My First Agile Project Part 5: Our Top 5 Agile Mistakes

Originally published on AgileSoftwareDevelopment.com This has been, by far, my most popular post on ASD. People like lists, and mistakes.




Picture courtesy of DWQ Online@flickr



In the previous parts of this series (1, 2, 3, 4), I went into a lot of the initial issues of how we ran our project and some of the things we did wrong. For Part 5, I'm going to focus on the 5 big mistakes we made in the project before I move onto another phase of the series.

For some background, the project was to integrate an off-the-shelf (but highly customizable) billing system to replace an aging custom Oracle forms app. This was our company's first foray into Scrum and Agile as well as the first Agile experience for most of the development team. After we sailed past our second management-imposed deadline I started thinking about how we could correct our process for this project and the next ones we do, which led me to write it all down in this series. Keep reading for the Top 5 mistakes we made (in no particular order). Where possible I also give some detail about how we've worked on correcting our process. I hope this list helps you avoid these mistakes and make your own all-new ones. :)

1) Not tracking backlog
This was by far our biggest mistake I think. As I mentioned in Part 1, we failed to keep track of how much work we were adding to our backlog as we went along. We all assumed that since we were being Agile, we would add work as we fleshed out requirements and learned new capabilities. The problem came with not tracking how much work we were actually adding and comparing it to how much we were doing in each sprint. Without doing this, another of our mistakes - Scope Control - became much more of a problem than it might have. Not reassessing the backlog periodically meant we didn't know how scope creep was really affecting the project, which meant a downward spiral of allowing the scope to creep, not knowing the effect of the new scope, allowing scope to creep more, etc., etc.

Since we realized a few months ago we should have been doing this, we've been keeping much better track of what gets added to the backlog and making sure we're being as ruthless as we can about moving features to Post Go-Live and only working on important bugs.
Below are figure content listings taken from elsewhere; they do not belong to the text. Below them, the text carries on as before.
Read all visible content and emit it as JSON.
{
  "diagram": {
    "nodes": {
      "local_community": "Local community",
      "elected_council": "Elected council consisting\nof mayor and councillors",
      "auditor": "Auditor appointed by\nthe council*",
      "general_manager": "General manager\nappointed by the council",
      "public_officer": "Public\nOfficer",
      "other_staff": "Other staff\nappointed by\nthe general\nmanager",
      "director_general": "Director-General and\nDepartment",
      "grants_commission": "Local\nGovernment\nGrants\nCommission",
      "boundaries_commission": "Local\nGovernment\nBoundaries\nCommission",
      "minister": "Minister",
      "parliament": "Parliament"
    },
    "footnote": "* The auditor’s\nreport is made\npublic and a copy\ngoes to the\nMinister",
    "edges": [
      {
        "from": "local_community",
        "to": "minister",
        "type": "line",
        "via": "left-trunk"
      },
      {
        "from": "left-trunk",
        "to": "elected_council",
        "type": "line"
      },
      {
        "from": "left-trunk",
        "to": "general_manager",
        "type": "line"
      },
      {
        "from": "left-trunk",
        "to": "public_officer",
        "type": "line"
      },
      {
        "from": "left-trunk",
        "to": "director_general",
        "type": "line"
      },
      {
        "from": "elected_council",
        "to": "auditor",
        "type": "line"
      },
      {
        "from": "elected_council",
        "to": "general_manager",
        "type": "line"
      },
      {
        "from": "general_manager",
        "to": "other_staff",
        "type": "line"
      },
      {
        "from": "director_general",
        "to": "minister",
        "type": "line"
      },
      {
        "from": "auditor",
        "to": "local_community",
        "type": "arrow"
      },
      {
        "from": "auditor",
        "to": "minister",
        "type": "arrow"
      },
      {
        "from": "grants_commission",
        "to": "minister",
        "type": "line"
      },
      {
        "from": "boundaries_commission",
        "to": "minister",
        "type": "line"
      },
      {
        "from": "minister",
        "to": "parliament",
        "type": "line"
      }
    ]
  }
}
As a result we have a much better view of the finish line of the project.

2) Too much planning upfront, not enough later
In Part 2 I talked about our Inception Phase where we had our initial meetings to get a rough estimate of the integrations we would be doing and business requirements from other departments who would be using or relying on the billing system we were building. The mistake we made here was in the amount of requirements gathering we did and how we did it. We took a "snorkel, not dive" approach where we didn't get too many details, which is a good approach. But we also made requirements documents complete with flow charts of integration program flow. These documents took much too long to write and didn't end being used by the developers at all. Once we started sprinting and doing the work, we re-learned, or un-learned, pretty much everything in the documents but it all made more sense since we had the context of our code to work in.

Obviously not getting deep technical requirements up front means you need to get them later and this is part 2 of this mistake. We should have made it our practice to start getting requirements for the next sprint so we could start working without waiting. As it happened, our Product Owner/Subject Matter Expert was busy enough that we spent a lot of time waiting for requirements before we could start.

3) Boring business people with technical demos
I was tempted to make this mistake "Didn't get management involved properly" but I think the early mistake was our demos. As I said in Part 4, we demoed everything we did that sprint, including infrastructure and behind-the-scenes integrations. This is good for the team to get to show off but it's boring and turns off the business people and management. Once you've turned people off the process, it's hard to get them back into it when you need their input. They're still going to give you input, it's just going to be later than you expect and usually after you think you're done with the thing they should have seen 3 sprints ago.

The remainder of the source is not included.